General area |
The TBI “A New National Purpose: Innovation Can Power the Future of Britain” report calls for a decentralised government-managed Digital ID.
Is this the right approach?
Let’s break this down:
Decentralized IDs. In a modern Digital ID ecosystem, the user is in control of their own ID and data. This is often referred to as a decentralised Digital ID. Trust is afforded to the users Digital ID through an ID proofing process, which may use government documents or data; but this DOES NOT result in a national ID database or national ID card. If a user has undergone an ID proofing process to a government certified standard, their Digital ID can be issued a level of trust that makes it equivalent to paper “ID documents” such as a passport or driving licence. Once it has this level of trust, the Digital ID can be used to gather other credentials to prove what the user is eligible to do. As a result, the Digital ID can then allow the user to meet the trust needs of service providers who wish to accept digital versions of their credentials. So, as we can see, decentralised Digital IDs are a good thing.
Government-managed Digital ID. Digital IDs are complex; to be useful they need to carry both public and private sector credentials and allow ‘smart’ use of these. Governments are unlikely to create a smart Digital IDs that will fulfil all the user’s needs, as many of these needs are in the private sector. This is because a government issued Digital ID is unlikely to:
- allow the user to also gather and share myriad private sector credentials, meaning the user will need separate private sector Digital ID capabilities too. Even if it did, users may be uncomfortable hosting some of their private sector credentials in a government issued ID, regardless of its distributed nature.
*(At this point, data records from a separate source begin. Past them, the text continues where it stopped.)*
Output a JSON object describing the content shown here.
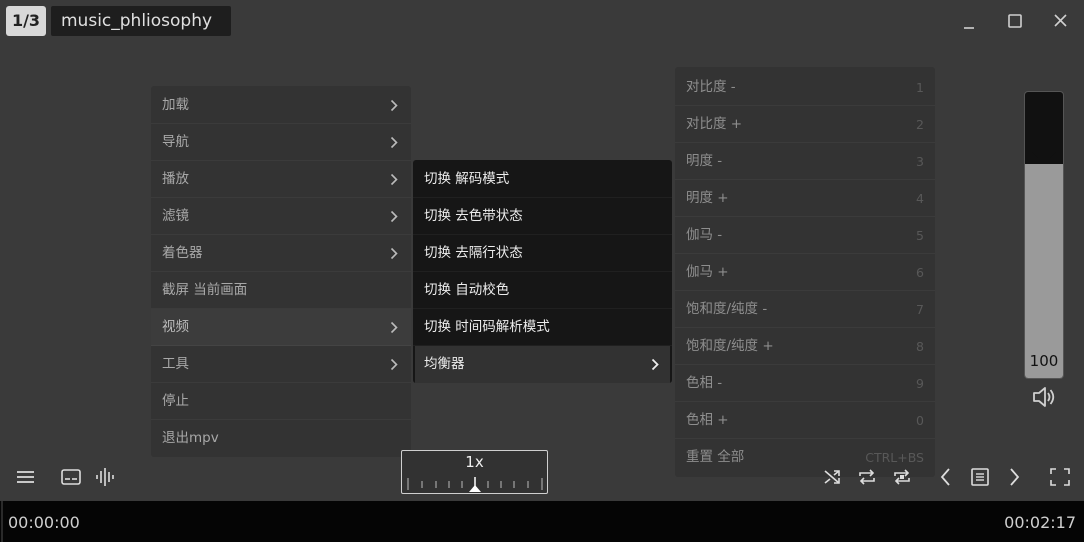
{
  "header": {
    "playlist_counter": "1/3",
    "title": "music_phliosophy"
  },
  "colors": {
    "background": "#3a3a3a",
    "menu_bg": "#333333",
    "submenu_bg": "#161616",
    "bottom_bar": "#050505"
  },
  "main_menu": {
    "items": [
      {
        "label": "加载",
        "submenu": true
      },
      {
        "label": "导航",
        "submenu": true
      },
      {
        "label": "播放",
        "submenu": true
      },
      {
        "label": "滤镜",
        "submenu": true
      },
      {
        "label": "着色器",
        "submenu": true
      },
      {
        "label": "截屏 当前画面",
        "submenu": false
      },
      {
        "label": "视频",
        "submenu": true
      },
      {
        "label": "工具",
        "submenu": true
      },
      {
        "label": "停止",
        "submenu": false
      },
      {
        "label": "退出mpv",
        "submenu": false
      }
    ]
  },
  "video_menu": {
    "items": [
      {
        "label": "切换 解码模式"
      },
      {
        "label": "切换 去色带状态"
      },
      {
        "label": "切换 去隔行状态"
      },
      {
        "label": "切换 自动校色"
      },
      {
        "label": "切换 时间码解析模式"
      },
      {
        "label": "均衡器"
      }
    ]
  },
  "equalizer_menu": {
    "items": [
      {
        "label": "对比度 -",
        "key": "1"
      },
      {
        "label": "对比度 +",
        "key": "2"
      },
      {
        "label": "明度 -",
        "key": "3"
      },
      {
        "label": "明度 +",
        "key": "4"
      },
      {
        "label": "伽马 -",
        "key": "5"
      },
      {
        "label": "伽马 +",
        "key": "6"
      },
      {
        "label": "饱和度/纯度 -",
        "key": "7"
      },
      {
        "label": "饱和度/纯度 +",
        "key": "8"
      },
      {
        "label": "色相 -",
        "key": "9"
      },
      {
        "label": "色相 +",
        "key": "0"
      },
      {
        "label": "重置 全部",
        "key": "CTRL+BS"
      }
    ]
  },
  "volume": {
    "value": "100",
    "level": 1.0
  },
  "speed": {
    "label": "1x"
  },
  "timeline": {
    "elapsed": "00:00:00",
    "total": "00:02:17"
  },
  "icons": {
    "left_controls": [
      "menu-icon",
      "subtitles-icon",
      "audio-waveform-icon"
    ],
    "right_controls": [
      "shuffle-icon",
      "loop-playlist-icon",
      "loop-file-icon",
      "prev-icon",
      "playlist-icon",
      "next-icon",
      "fullscreen-icon"
    ],
    "window": [
      "minimize-icon",
      "maximize-icon",
      "close-icon"
    ]
  }
}
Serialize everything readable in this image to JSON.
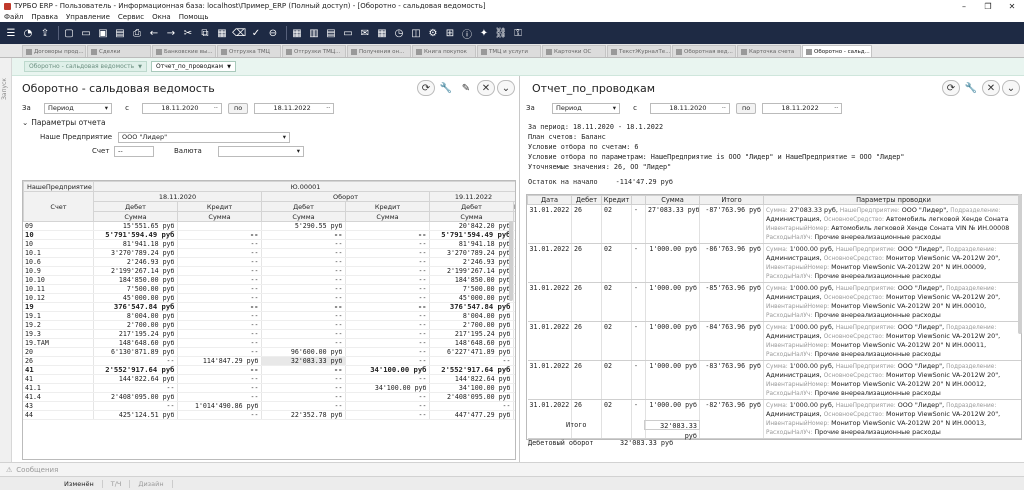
{
  "window": {
    "title": "ТУРБО ERP - Пользователь - Информационная база: localhost\\Пример_ERP (Полный доступ) - [Оборотно - сальдовая ведомость]"
  },
  "menu": [
    "Файл",
    "Правка",
    "Управление",
    "Сервис",
    "Окна",
    "Помощь"
  ],
  "doc_tabs": [
    {
      "label": "Договоры прод..."
    },
    {
      "label": "Сделки"
    },
    {
      "label": "Банковские вы..."
    },
    {
      "label": "Отгрузка ТМЦ"
    },
    {
      "label": "Отгрузки ТМЦ..."
    },
    {
      "label": "Получения он..."
    },
    {
      "label": "Книга покупок"
    },
    {
      "label": "ТМЦ и услуги"
    },
    {
      "label": "Карточки ОС"
    },
    {
      "label": "ТекстЖурналТе..."
    },
    {
      "label": "Оборотная вед..."
    },
    {
      "label": "Карточка счета"
    },
    {
      "label": "Оборотно - сальд..."
    }
  ],
  "left_rail_label": "Запуск",
  "sub_tabs": [
    {
      "label": "Оборотно - сальдовая ведомость"
    },
    {
      "label": "Отчет_по_проводкам"
    }
  ],
  "left": {
    "title": "Оборотно - сальдовая ведомость",
    "za": "За",
    "period_select": "Период",
    "s": "с",
    "date_from": "18.11.2020",
    "po_button": "по",
    "date_to": "18.11.2022",
    "params_header": "Параметры отчета",
    "company_label": "Наше Предприятие",
    "company_value": "ООО \"Лидер\"",
    "account_label": "Счет",
    "account_value": "--",
    "currency_label": "Валюта",
    "header": {
      "company": "НашеПредприятие",
      "account": "Счет",
      "group": "Ю.00001",
      "date1": "18.11.2020",
      "turnover": "Оборот",
      "date2": "19.11.2022",
      "debit": "Дебет",
      "credit": "Кредит",
      "sum": "Сумма",
      "k_cut": "К"
    },
    "rows": [
      {
        "a": "09",
        "d1": "15'551.65 руб",
        "k1": "",
        "d2": "5'290.55 руб",
        "k2": "",
        "d3": "20'842.20 руб",
        "style": "cut"
      },
      {
        "a": "10",
        "d1": "5'791'594.49 руб",
        "k1": "--",
        "d2": "--",
        "k2": "--",
        "d3": "5'791'594.49 руб",
        "style": "bold"
      },
      {
        "a": "10",
        "d1": "81'941.18 руб",
        "k1": "--",
        "d2": "--",
        "k2": "--",
        "d3": "81'941.18 руб"
      },
      {
        "a": "10.1",
        "d1": "3'270'789.24 руб",
        "k1": "--",
        "d2": "--",
        "k2": "--",
        "d3": "3'270'789.24 руб"
      },
      {
        "a": "10.6",
        "d1": "2'246.93 руб",
        "k1": "--",
        "d2": "--",
        "k2": "--",
        "d3": "2'246.93 руб"
      },
      {
        "a": "10.9",
        "d1": "2'199'267.14 руб",
        "k1": "--",
        "d2": "--",
        "k2": "--",
        "d3": "2'199'267.14 руб"
      },
      {
        "a": "10.10",
        "d1": "184'850.00 руб",
        "k1": "--",
        "d2": "--",
        "k2": "--",
        "d3": "184'850.00 руб"
      },
      {
        "a": "10.11",
        "d1": "7'500.00 руб",
        "k1": "--",
        "d2": "--",
        "k2": "--",
        "d3": "7'500.00 руб"
      },
      {
        "a": "10.12",
        "d1": "45'000.00 руб",
        "k1": "--",
        "d2": "--",
        "k2": "--",
        "d3": "45'000.00 руб"
      },
      {
        "a": "19",
        "d1": "376'547.84 руб",
        "k1": "--",
        "d2": "--",
        "k2": "--",
        "d3": "376'547.84 руб",
        "style": "bold"
      },
      {
        "a": "19.1",
        "d1": "8'004.00 руб",
        "k1": "--",
        "d2": "--",
        "k2": "--",
        "d3": "8'004.00 руб"
      },
      {
        "a": "19.2",
        "d1": "2'700.00 руб",
        "k1": "--",
        "d2": "--",
        "k2": "--",
        "d3": "2'700.00 руб"
      },
      {
        "a": "19.3",
        "d1": "217'195.24 руб",
        "k1": "--",
        "d2": "--",
        "k2": "--",
        "d3": "217'195.24 руб"
      },
      {
        "a": "19.ТАМ",
        "d1": "148'648.60 руб",
        "k1": "--",
        "d2": "--",
        "k2": "--",
        "d3": "148'648.60 руб"
      },
      {
        "a": "20",
        "d1": "6'130'871.89 руб",
        "k1": "--",
        "d2": "96'600.00 руб",
        "k2": "--",
        "d3": "6'227'471.89 руб"
      },
      {
        "a": "26",
        "d1": "--",
        "k1": "114'847.29 руб",
        "d2": "32'083.33 руб",
        "k2": "--",
        "d3": "--",
        "style": "hl"
      },
      {
        "a": "41",
        "d1": "2'552'917.64 руб",
        "k1": "--",
        "d2": "--",
        "k2": "34'100.00 руб",
        "d3": "2'552'917.64 руб",
        "style": "bold"
      },
      {
        "a": "41",
        "d1": "144'822.64 руб",
        "k1": "--",
        "d2": "--",
        "k2": "--",
        "d3": "144'822.64 руб"
      },
      {
        "a": "41.1",
        "d1": "--",
        "k1": "--",
        "d2": "--",
        "k2": "34'100.00 руб",
        "d3": "34'100.00 руб"
      },
      {
        "a": "41.4",
        "d1": "2'408'095.00 руб",
        "k1": "--",
        "d2": "--",
        "k2": "--",
        "d3": "2'408'095.00 руб"
      },
      {
        "a": "43",
        "d1": "--",
        "k1": "1'014'490.86 руб",
        "d2": "--",
        "k2": "--",
        "d3": "--"
      },
      {
        "a": "44",
        "d1": "425'124.51 руб",
        "k1": "--",
        "d2": "22'352.78 руб",
        "k2": "--",
        "d3": "447'477.29 руб"
      }
    ]
  },
  "right": {
    "title": "Отчет_по_проводкам",
    "za": "За",
    "period_select": "Период",
    "s": "с",
    "date_from": "18.11.2020",
    "po_button": "по",
    "date_to": "18.11.2022",
    "report_lines": [
      "За период: 18.11.2020 - 18.1.2022",
      "План счетов: Баланс",
      "Условие отбора по счетам: 6",
      "Условие отбора по параметрам: НашеПредприятие is ООО \"Лидер\" и НашеПредприятие = ООО \"Лидер\"",
      "Уточняемые значения: 26, ОО \"Лидер\""
    ],
    "opening_label": "Остаток на начало",
    "opening_value": "-114'47.29 руб",
    "columns": [
      "Дата",
      "Дебет",
      "Кредит",
      "",
      "Сумма",
      "Итого",
      "Параметры проводки"
    ],
    "entries": [
      {
        "date": "31.01.2022",
        "debit": "26",
        "credit": "02",
        "mark": "-",
        "sum": "27'083.33 руб",
        "total": "-87'763.96 руб",
        "p1_label": "Сумма:",
        "p1_value": "27'083.33 руб,",
        "p2_label": "НашеПредприятие:",
        "p2_value": "ООО \"Лидер\",",
        "p3_label": "Подразделение:",
        "l2_value": "Администрация,",
        "l2_label": "ОсновноеСредство:",
        "l2_asset": "Автомобиль легковой Хенде Соната",
        "l3_label": "ИнвентарныйНомер:",
        "l3_value": "Автомобиль легковой Хенде Соната VIN № ИН.00008",
        "l4_label": "РасходыНалУч:",
        "l4_value": "Прочие внереализационные расходы"
      },
      {
        "date": "31.01.2022",
        "debit": "26",
        "credit": "02",
        "mark": "-",
        "sum": "1'000.00 руб",
        "total": "-86'763.96 руб",
        "p1_label": "Сумма:",
        "p1_value": "1'000.00 руб,",
        "p2_label": "НашеПредприятие:",
        "p2_value": "ООО \"Лидер\",",
        "p3_label": "Подразделение:",
        "l2_value": "Администрация,",
        "l2_label": "ОсновноеСредство:",
        "l2_asset": "Монитор ViewSonic VA-2012W 20\",",
        "l3_label": "ИнвентарныйНомер:",
        "l3_value": "Монитор ViewSonic VA-2012W 20\" N ИН.00009,",
        "l4_label": "РасходыНалУч:",
        "l4_value": "Прочие внереализационные расходы"
      },
      {
        "date": "31.01.2022",
        "debit": "26",
        "credit": "02",
        "mark": "-",
        "sum": "1'000.00 руб",
        "total": "-85'763.96 руб",
        "p1_label": "Сумма:",
        "p1_value": "1'000.00 руб,",
        "p2_label": "НашеПредприятие:",
        "p2_value": "ООО \"Лидер\",",
        "p3_label": "Подразделение:",
        "l2_value": "Администрация,",
        "l2_label": "ОсновноеСредство:",
        "l2_asset": "Монитор ViewSonic VA-2012W 20\",",
        "l3_label": "ИнвентарныйНомер:",
        "l3_value": "Монитор ViewSonic VA-2012W 20\" N ИН.00010,",
        "l4_label": "РасходыНалУч:",
        "l4_value": "Прочие внереализационные расходы"
      },
      {
        "date": "31.01.2022",
        "debit": "26",
        "credit": "02",
        "mark": "-",
        "sum": "1'000.00 руб",
        "total": "-84'763.96 руб",
        "p1_label": "Сумма:",
        "p1_value": "1'000.00 руб,",
        "p2_label": "НашеПредприятие:",
        "p2_value": "ООО \"Лидер\",",
        "p3_label": "Подразделение:",
        "l2_value": "Администрация,",
        "l2_label": "ОсновноеСредство:",
        "l2_asset": "Монитор ViewSonic VA-2012W 20\",",
        "l3_label": "ИнвентарныйНомер:",
        "l3_value": "Монитор ViewSonic VA-2012W 20\" N ИН.00011,",
        "l4_label": "РасходыНалУч:",
        "l4_value": "Прочие внереализационные расходы"
      },
      {
        "date": "31.01.2022",
        "debit": "26",
        "credit": "02",
        "mark": "-",
        "sum": "1'000.00 руб",
        "total": "-83'763.96 руб",
        "p1_label": "Сумма:",
        "p1_value": "1'000.00 руб,",
        "p2_label": "НашеПредприятие:",
        "p2_value": "ООО \"Лидер\",",
        "p3_label": "Подразделение:",
        "l2_value": "Администрация,",
        "l2_label": "ОсновноеСредство:",
        "l2_asset": "Монитор ViewSonic VA-2012W 20\",",
        "l3_label": "ИнвентарныйНомер:",
        "l3_value": "Монитор ViewSonic VA-2012W 20\" N ИН.00012,",
        "l4_label": "РасходыНалУч:",
        "l4_value": "Прочие внереализационные расходы"
      },
      {
        "date": "31.01.2022",
        "debit": "26",
        "credit": "02",
        "mark": "-",
        "sum": "1'000.00 руб",
        "total": "-82'763.96 руб",
        "p1_label": "Сумма:",
        "p1_value": "1'000.00 руб,",
        "p2_label": "НашеПредприятие:",
        "p2_value": "ООО \"Лидер\",",
        "p3_label": "Подразделение:",
        "l2_value": "Администрация,",
        "l2_label": "ОсновноеСредство:",
        "l2_asset": "Монитор ViewSonic VA-2012W 20\",",
        "l3_label": "ИнвентарныйНомер:",
        "l3_value": "Монитор ViewSonic VA-2012W 20\" N ИН.00013,",
        "l4_label": "РасходыНалУч:",
        "l4_value": "Прочие внереализационные расходы"
      }
    ],
    "total_label": "Итого",
    "total_value": "32'083.33 руб",
    "debit_turnover_label": "Дебетовый оборот",
    "debit_turnover_value": "32'083.33 руб"
  },
  "messages_label": "Сообщения",
  "status": [
    "Изменён",
    "Т/Ч",
    "Дизайн"
  ],
  "colors": {
    "toolbar_bg": "#1e2a44",
    "subtab_bg": "#e9f5f0",
    "accent": "#c0392b"
  }
}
- be ‘smart’, meaning it can process complex rules from the acceptors of Digital IDs in a way that means: the user does not have to understand those rules, but the user can rely on the Digital ID to provide data minimisation services and combined credentials as the users trusted agent. Users may find a government Digital ID service acting as their agent in the private sector unpalatable.
In our view, Government should focus on issuing user managed ID proofs into certified private sector smart Digital IDs, or wallets. This will allow the private sector to provide users innovative Smart Digital ID services that blend trusted ID proofs from government, with public and private sector credentials.